Mayor Philip Glanville and Cllr Mete Coban are attending on the back of speaking at a Green Recovery Community Engagement event.
The event brought together Hackney community organisations and leaders to discuss what a green recovery means ahead of the international summit currently meeting in Glasgow.
At the community event, the mayor said: “[It means] tackling the essential challenge of climate change, air pollution and getting to net zero.
“It has to be and it is a global challenge [and] it is a Hackney challenge.”
He continued: “But it is how you do that and embed social justice at its heart and if we don’t do that and we don’t bring it down to the local level we will fail.”
The mayor said some issues like energy security are national challenges but he added that energy poverty “is a very personal one to many Hackney residents”.
While he went on to detail top-down strategy’s which the government could pursue to tackle the energy crisis, such as increasing benefits or bailing out energy companies, he took issue with an announcement that it plans to offer £5,000 grants to help 90,000 households install low-carbon heating systems like heat pumps.
The government announced the plans, which are to be rolled out over the next three years, in a bid to cut Britain’s reliance on fossil fuel heating.
But mayor Glanville called the move a “subsidy for the heat pump industry” and said it was “not up to the task”.

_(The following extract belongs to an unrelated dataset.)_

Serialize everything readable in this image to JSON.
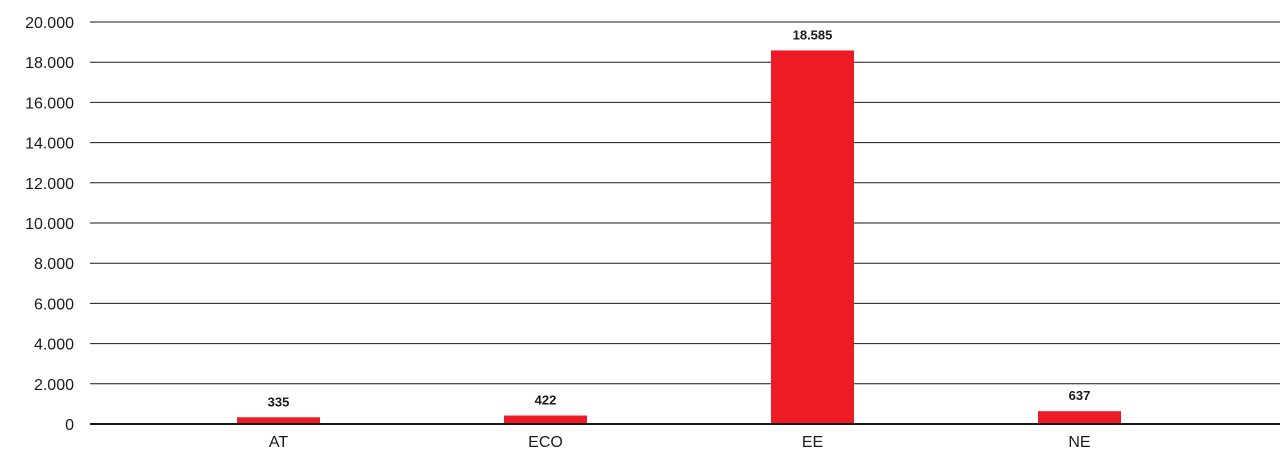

Despite there being 25million gas boilers in the UK, he said, the subsidy will only pay for around 90,000 homes.
He warned that it would likely only apply to homeowners, may not be affordable for many and would require adequate insulation to be installed first to keep homes warm.
“A different method would be to invest long term in insulation and retrofit," mayor Glanville said.

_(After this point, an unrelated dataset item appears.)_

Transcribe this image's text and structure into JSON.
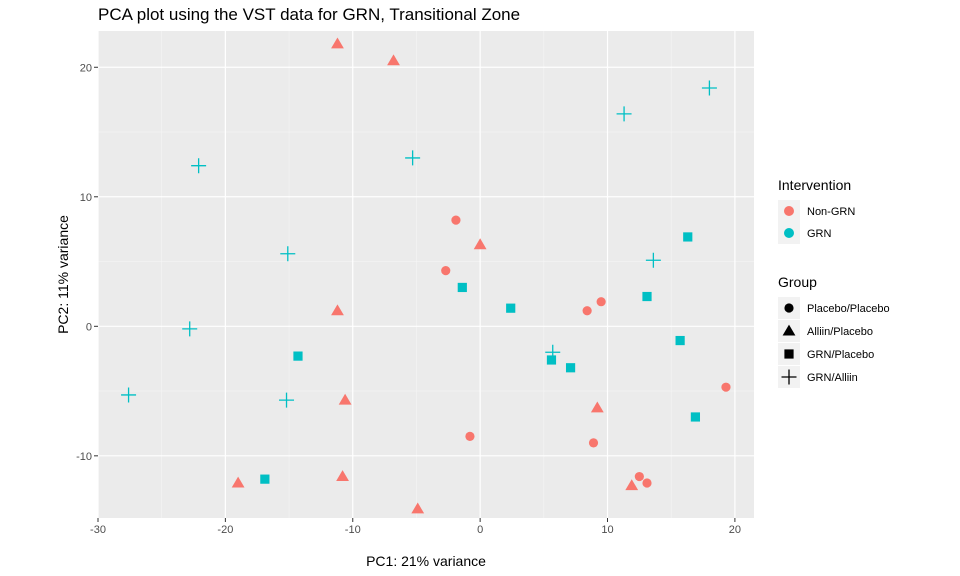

The mayor says the task of retrofitting all Hackney homes would cost around £2billion but added that by building a supply chain of small local businesses that money could be injected back into the borough.
He stated: “Ultimately when you come back down to the people in Hackney, [what's important is] can I afford to heat my home and will it be a safe and healthy environment to bring up my family?
"And I think that is the prism we need to look at in this discussion.
“When I go to COP26 and I talk about the role of local government it isn’t to then hoard power at a council level, it is then to distribute it and do the work.”
The mayor talked of a just transition for businesses and personal travel with “paths and choices every step of the way”.
He said those paths have the potential to further “embed the inequalities that we already see” or be “transformative”.
The mayor added: “I think if we look at each issue through that prism and make the case to government and businesses that it is about the local first, the community first, we can transform society and get to net zero, which is the ultimate aim of everything that we are trying to do."
At the community discussion Cllr Mete Coban, portfolio holder for energy, waste, transport and public realm talked of the important role of Hackney people in bringing about change.
“We need to do this working hand in hand,” he said.
He added: “Having grown up in Hackney on a council estate I full well recognise that lots of people may work in jobs that may not necessarily be the most eco-friendly. The last thing we want to do is impact some of our working class communities.
"Obviously we see social justice as a key part of everything that we are trying to achieve."
He also spoke of the "danger of COP26".
"It's great and it's that big moment when we all unite and get our ideas and really use that momentum to develop some of those ideas," he said.
"But I'm also quite conscious that a lot of people may be like: 'What happens after COP26?'
"One of the things Hackney has been extremely clear about is that the conversation for us doesn’t stop at COP."
Hackney Council plans to carry on the conversation at a citizens assembly early next year to develop its climate action plan with the wider community.